Per il weekend del Festa della Liberazione la ricettività turistica online in Italia registra un tasso medio di saturazione pari all’80%, con circa 4,7 milioni di presenze attese. È quanto emerge dal monitoraggio realizzato dal Centro Studi Turistici di Firenze per Assoturismo Confesercenti.

Il dato conferma un avvio di stagione primaverile sostenuto, anche se caratterizzato da soggiorni brevi e turismo di prossimità. Le destinazioni più performanti risultano le località montane (89% di saturazione), seguite da città d’arte (85%) e località marine (84%). Più contenuti i valori per laghi (75%), terme (74%) e aree rurali e collinari (73%).

A livello territoriale, Nord Est e Nord Ovest registrano i risultati migliori (entrambi all’83%), trainati da regioni come Trentino-Alto Adige e Lombardia. Il Centro si attesta all’80%, mentre Sud e Isole si fermano al 75%, con performance positive per Sardegna, Puglia e Sicilia. Il quadro, tuttavia, resta condizionato da incertezze legate a tensioni geopolitiche, costi energetici e volatilità dei trasporti, fattori che influenzano le scelte dei viaggiatori e favoriscono soggiorni più brevi e orientati al contenimento della spesa.
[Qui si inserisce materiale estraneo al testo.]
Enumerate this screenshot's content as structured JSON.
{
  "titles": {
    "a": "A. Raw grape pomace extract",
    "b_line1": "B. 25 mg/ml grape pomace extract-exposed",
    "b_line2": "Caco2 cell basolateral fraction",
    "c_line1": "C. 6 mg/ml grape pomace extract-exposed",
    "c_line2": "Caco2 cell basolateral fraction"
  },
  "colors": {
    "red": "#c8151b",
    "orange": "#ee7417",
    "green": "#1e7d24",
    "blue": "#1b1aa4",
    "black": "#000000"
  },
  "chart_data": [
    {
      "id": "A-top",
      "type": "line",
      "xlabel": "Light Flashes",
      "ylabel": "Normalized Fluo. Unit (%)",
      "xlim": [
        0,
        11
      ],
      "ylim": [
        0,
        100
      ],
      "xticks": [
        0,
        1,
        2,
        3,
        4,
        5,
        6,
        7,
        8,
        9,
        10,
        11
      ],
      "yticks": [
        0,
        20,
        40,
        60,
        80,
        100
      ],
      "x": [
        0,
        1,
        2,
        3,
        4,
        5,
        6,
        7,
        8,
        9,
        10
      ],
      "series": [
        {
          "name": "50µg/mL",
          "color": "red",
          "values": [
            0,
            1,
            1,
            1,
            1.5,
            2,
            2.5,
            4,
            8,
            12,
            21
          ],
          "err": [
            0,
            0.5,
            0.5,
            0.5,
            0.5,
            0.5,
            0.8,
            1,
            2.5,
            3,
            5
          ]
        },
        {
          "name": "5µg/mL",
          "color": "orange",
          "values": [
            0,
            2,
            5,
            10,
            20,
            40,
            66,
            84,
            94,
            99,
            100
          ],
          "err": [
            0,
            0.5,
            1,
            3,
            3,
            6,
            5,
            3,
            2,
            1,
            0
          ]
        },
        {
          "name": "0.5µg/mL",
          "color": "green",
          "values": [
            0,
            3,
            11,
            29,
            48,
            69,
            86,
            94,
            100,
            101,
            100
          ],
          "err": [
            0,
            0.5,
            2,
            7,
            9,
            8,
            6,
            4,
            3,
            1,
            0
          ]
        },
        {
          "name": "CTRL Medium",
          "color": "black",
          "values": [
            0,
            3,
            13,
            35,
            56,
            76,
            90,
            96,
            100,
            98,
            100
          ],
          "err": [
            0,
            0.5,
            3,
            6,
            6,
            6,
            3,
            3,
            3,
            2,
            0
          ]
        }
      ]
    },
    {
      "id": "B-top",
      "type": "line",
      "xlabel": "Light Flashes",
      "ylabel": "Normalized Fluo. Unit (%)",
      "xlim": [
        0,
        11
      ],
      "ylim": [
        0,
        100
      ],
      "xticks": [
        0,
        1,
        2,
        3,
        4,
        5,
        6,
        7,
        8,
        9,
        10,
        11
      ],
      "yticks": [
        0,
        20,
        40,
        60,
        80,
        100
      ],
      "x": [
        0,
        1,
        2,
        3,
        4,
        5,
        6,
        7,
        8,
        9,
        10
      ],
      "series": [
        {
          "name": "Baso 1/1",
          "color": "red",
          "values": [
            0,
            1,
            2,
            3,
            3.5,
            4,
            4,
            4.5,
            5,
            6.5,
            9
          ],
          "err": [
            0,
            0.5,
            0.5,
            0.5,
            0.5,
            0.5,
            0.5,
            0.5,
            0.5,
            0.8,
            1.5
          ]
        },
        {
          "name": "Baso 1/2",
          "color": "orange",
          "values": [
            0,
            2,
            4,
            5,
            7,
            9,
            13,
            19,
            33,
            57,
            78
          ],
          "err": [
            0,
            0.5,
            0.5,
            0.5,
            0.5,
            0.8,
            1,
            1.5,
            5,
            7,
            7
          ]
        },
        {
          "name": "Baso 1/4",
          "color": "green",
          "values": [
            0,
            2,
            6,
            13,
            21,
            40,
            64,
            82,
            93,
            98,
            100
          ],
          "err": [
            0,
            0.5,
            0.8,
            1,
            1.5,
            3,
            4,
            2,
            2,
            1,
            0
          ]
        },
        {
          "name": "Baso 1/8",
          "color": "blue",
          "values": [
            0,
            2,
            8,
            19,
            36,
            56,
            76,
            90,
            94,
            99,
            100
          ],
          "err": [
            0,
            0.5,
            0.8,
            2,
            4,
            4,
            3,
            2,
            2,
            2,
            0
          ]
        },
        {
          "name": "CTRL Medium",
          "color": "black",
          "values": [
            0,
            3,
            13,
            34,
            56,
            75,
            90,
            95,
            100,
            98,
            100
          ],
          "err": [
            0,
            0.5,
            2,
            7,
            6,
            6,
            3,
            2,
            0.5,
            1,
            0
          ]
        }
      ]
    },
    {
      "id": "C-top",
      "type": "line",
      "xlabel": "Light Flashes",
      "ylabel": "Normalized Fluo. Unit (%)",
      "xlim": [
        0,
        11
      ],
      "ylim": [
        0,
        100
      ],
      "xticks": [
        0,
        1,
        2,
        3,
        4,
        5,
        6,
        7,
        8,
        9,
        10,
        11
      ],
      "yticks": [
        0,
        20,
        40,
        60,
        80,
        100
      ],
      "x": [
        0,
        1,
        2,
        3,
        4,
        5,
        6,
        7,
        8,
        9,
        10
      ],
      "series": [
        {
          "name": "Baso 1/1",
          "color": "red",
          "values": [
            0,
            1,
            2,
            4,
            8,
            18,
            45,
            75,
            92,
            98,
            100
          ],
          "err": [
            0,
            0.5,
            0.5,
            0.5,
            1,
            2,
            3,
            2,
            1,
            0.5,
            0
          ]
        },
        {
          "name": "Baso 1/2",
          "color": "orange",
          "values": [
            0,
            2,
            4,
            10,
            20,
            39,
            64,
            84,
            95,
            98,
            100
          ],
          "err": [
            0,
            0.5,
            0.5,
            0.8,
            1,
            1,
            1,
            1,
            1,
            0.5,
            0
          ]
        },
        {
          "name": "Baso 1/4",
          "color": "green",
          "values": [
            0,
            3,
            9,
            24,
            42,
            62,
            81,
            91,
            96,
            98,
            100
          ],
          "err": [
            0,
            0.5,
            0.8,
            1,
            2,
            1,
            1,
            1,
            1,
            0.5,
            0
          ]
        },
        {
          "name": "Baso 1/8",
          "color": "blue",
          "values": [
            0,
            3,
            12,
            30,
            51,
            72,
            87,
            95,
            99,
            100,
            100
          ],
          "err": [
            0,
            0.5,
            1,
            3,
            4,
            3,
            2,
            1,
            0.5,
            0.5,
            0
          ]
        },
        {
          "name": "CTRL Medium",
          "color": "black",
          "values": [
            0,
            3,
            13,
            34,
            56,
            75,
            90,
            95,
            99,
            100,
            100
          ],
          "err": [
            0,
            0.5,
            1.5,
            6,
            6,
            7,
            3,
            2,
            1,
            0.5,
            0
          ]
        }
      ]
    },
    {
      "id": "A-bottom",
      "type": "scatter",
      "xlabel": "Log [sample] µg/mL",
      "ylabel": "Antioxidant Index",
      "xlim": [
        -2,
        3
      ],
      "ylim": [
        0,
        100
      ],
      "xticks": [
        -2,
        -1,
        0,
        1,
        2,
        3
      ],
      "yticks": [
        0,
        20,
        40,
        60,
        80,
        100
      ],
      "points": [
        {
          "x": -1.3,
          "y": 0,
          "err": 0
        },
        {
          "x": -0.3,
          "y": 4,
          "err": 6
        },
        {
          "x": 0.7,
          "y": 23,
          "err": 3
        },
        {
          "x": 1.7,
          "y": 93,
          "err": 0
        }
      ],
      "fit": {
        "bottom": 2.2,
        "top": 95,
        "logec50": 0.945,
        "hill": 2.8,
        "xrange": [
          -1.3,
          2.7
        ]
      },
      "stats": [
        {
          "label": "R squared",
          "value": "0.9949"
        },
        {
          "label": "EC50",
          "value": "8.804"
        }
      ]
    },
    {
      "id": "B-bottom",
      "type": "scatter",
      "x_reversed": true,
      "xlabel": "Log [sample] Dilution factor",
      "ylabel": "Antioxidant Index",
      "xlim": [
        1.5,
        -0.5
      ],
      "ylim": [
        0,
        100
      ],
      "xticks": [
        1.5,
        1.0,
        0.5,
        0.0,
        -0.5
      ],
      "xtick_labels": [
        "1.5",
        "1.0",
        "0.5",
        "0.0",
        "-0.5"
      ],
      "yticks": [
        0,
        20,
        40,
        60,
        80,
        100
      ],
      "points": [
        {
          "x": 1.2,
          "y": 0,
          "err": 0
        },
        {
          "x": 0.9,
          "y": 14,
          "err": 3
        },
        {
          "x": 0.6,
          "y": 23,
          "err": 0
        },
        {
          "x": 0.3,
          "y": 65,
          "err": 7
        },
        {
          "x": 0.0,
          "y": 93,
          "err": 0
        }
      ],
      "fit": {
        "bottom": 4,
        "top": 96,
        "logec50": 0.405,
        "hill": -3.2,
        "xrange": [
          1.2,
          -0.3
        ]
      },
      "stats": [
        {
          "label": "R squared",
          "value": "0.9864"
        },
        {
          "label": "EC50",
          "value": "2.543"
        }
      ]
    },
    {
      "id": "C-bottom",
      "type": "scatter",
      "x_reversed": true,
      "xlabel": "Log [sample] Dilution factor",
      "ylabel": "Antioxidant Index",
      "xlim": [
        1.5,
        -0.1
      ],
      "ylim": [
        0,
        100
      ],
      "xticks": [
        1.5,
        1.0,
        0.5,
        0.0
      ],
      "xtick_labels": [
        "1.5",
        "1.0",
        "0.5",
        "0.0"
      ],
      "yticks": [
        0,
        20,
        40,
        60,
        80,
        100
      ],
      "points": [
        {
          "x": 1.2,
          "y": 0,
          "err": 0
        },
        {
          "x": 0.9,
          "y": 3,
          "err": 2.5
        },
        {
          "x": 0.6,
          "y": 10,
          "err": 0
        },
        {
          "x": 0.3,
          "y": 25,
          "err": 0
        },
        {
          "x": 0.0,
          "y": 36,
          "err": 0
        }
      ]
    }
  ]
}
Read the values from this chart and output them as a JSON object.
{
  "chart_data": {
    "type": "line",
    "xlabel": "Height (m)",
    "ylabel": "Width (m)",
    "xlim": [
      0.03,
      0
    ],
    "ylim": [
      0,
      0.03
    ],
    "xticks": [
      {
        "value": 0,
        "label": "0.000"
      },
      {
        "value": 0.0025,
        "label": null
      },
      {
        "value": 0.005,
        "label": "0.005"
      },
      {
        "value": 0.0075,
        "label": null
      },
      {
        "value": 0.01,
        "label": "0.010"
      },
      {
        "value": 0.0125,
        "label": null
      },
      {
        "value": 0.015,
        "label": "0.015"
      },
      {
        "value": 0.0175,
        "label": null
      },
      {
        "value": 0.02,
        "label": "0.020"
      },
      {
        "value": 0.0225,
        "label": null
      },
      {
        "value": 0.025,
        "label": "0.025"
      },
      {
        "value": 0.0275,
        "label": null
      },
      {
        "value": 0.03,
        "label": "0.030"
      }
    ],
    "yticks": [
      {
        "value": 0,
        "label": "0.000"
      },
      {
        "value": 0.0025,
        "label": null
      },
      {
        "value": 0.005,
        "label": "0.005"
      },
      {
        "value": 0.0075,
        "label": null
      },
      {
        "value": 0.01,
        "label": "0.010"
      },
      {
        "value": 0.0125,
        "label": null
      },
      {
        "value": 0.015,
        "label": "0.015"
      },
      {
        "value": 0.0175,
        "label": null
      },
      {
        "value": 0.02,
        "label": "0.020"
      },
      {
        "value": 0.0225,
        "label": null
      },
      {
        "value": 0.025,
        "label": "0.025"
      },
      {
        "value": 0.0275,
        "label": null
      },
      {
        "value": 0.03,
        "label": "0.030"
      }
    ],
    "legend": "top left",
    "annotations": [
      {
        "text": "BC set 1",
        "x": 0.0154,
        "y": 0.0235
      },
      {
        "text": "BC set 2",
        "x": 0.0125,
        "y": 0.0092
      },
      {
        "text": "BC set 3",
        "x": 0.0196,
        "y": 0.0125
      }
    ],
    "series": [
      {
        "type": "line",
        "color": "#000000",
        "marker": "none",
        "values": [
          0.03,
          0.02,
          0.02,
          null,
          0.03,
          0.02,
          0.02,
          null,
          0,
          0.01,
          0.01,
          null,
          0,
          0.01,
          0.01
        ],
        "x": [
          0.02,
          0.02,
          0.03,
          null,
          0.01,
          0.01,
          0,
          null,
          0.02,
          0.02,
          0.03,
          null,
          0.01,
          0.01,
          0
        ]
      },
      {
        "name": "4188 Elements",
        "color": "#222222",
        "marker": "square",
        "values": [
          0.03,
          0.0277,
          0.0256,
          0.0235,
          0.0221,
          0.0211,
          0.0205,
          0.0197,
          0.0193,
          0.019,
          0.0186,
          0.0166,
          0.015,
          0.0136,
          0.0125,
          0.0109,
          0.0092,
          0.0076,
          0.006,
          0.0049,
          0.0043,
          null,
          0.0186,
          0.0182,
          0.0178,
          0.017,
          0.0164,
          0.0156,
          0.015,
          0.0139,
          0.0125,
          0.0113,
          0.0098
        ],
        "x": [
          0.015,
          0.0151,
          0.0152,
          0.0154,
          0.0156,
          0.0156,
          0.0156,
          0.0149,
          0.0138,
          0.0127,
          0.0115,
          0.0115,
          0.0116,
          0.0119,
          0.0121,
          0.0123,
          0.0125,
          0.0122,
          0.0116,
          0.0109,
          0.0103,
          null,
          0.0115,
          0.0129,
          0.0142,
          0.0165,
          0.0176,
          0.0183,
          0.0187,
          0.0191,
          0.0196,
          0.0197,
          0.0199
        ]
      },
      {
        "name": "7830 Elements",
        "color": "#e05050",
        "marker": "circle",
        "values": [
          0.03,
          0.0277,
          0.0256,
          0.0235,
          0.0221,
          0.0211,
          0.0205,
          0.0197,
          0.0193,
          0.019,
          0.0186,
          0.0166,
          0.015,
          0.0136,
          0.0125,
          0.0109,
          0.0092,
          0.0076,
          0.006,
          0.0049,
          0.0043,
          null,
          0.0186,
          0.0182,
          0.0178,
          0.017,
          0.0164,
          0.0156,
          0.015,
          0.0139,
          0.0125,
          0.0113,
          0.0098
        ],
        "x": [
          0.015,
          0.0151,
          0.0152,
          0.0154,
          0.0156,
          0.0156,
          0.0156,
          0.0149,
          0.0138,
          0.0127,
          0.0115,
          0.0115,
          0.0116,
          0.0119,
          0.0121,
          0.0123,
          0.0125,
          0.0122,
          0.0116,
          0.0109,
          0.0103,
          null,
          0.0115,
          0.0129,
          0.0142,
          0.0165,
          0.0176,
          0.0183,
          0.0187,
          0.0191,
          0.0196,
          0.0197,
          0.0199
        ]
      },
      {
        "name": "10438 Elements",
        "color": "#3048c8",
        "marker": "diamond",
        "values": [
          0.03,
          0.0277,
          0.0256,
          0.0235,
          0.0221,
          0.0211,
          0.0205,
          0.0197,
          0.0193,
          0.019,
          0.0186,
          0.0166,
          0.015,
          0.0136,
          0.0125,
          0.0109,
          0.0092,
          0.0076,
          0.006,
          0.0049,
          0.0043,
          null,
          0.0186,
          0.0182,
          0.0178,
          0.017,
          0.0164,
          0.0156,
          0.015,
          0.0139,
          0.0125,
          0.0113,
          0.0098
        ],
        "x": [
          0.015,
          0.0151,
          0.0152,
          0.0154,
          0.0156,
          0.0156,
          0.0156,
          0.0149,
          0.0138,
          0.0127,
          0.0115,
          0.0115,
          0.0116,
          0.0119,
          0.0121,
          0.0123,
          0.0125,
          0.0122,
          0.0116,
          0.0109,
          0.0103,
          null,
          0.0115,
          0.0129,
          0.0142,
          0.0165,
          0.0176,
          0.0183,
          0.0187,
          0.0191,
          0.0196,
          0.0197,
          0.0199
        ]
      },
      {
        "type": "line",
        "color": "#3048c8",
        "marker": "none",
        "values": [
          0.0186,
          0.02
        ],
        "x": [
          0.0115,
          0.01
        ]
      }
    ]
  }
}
Sul fronte occupazionale, il settore turistico e della ristorazione si prepara alla stagione estiva con una domanda in crescita. Secondo i dati Unioncamere–Ministero del Lavoro (Sistema Informativo Excelsior), tra aprile e giugno 2026 sono previste 418mila nuove entrate, oltre 20mila in più rispetto al 2025. Le imprese coinvolte sono oltre 224mila, con il 36,2% che prevede nuove assunzioni. La maggior parte delle richieste riguarda la ristorazione (301mila unità), con figure come camerieri, baristi, cuochi e aiuto cuochi tra le più ricercate. Nel comparto ricettivo sono previste 22,5mila entrate, soprattutto addetti alla reception e al front office. In entrambi i casi, le difficoltà di reperimento restano elevate, rispettivamente al 44% e al 41%. “Il turismo italiano si conferma reattivo, ma il contesto rimane complicato”, ha dichiarato Vittorio Messina. “Molti italiani stanno già programmando vacanze estive più brevi e orientate verso mete nazionali percepite come più sicure; allo stesso tempo, molti europei guardano con maggiore interesse alle destinazioni a breve raggio”.

Secondo Messina, il settore si muove verso un rafforzamento del turismo di prossimità, mentre le imprese sono già impegnate nella pianificazione della stagione e nel reperimento del personale necessario.